Let’s get the bad out of the way. I hate the art with a passion. Gus Storms (who is a new name to me) has fundamental problems. His faces never look like real faces and his characters all have bizarre body types. I thought at first it might be part of the plot, and we would find out that the Legion had all been impersonated by Durlans. Stupid Durlans, who had never studied Human anatomy. But no, I think Gus Storms just can’t draw very well. Oh, he also has serious problems with perspective. Look at the group shot on page 17 and try to figure out why Lightning Lass in the foreground is half the height of Brainy and Superboy in the background. (And while you’re looking at that page, try to figure out where Shady’s and Brainy’s faces are. Storms regularly skips random details like that. Maybe he was running out of time. Or it’s Durlans.)
The art is further dragged down by the coloring of John Rauch, who seems to have a key colour missing from his paintbox. Specifically, blue. A problem when your main charatcer is Superboy, who now wears a kind of pale grey. Lightning Lass is in turquoise, and Shadow Lass looks like a pale grey corpse rather than a healthy blue Talokian. Oh, and while I was trying to work out the timeline I was thrown by the inclusion of Ferro Lad, who should be dead – until I realised it was his statue in the Hall of Heroes, which Rauch decided to colour in flesh tones. Did he even bother to read the script? And then a few pages later he correctly colours him as a metal statue. So, we can add incompetent editing by Marie Javins to the list of things wrong with this comic.
So is there anything good about the issue?
Well, yes. It’s that Stuart Moore is a great writer, and his script is beautiful. Despite being hampered by what is clearly an editorially-mandated lame duck of a plot (“You get two issues: in the first put in plenty of exposition about the domes cities and in the second have a big fight with the Atomic Knights”) Stuart Moore rises above it to produce a script I really enjoyed reading. I would love to see him take on a proper series with these characters.

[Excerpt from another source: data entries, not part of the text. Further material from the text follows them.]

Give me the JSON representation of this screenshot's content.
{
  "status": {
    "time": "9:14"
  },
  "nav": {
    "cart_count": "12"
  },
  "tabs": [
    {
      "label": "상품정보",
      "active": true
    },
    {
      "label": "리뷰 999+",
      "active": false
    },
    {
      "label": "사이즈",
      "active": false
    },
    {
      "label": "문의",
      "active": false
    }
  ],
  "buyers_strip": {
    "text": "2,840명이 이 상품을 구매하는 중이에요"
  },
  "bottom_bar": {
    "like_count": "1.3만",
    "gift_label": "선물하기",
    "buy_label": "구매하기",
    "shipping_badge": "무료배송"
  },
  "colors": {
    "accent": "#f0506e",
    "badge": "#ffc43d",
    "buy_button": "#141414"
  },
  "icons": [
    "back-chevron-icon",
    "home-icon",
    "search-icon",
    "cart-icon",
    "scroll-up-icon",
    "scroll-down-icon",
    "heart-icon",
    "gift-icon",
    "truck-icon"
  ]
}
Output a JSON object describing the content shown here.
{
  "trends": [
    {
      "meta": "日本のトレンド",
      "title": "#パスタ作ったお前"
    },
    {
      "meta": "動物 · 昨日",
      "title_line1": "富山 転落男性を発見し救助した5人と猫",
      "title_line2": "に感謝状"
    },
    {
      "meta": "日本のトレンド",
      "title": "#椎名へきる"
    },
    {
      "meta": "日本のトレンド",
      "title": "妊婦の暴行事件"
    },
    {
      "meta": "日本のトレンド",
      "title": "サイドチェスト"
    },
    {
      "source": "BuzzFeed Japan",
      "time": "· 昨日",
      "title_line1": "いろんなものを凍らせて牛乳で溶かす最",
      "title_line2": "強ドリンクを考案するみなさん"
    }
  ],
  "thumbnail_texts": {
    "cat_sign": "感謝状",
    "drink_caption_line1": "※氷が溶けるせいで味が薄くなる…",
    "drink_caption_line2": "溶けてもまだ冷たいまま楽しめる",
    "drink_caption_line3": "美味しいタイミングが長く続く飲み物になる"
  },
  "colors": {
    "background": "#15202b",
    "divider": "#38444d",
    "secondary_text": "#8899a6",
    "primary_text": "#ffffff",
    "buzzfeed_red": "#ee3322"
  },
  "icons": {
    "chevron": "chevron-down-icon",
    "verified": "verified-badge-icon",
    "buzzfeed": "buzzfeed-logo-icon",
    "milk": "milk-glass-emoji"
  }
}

All the characters act like they ought to act, though the page limitation means Moore can only flesh out a few of them in depth. But he shows he knows the characters and cares about them (or at least is good enough to fake it) and put some serious thought into how they would react to the situation they find themselves in. Superboy is all publicly confident and inspirational and privately just a boy missing his Ma and Pa and his dog. Ayla (not yet “out”) is still finding out how tough she can be. Brainy is the right level of irritable without the obnoxious personality that became his default under more lazy writers. Even the characters who only get a couple of lines, like Dirk and Gim, ring true.
This is the Legion of the era in which I fell in love with the Legion, and these are clearly the guys that I fell in love with. And I missed them.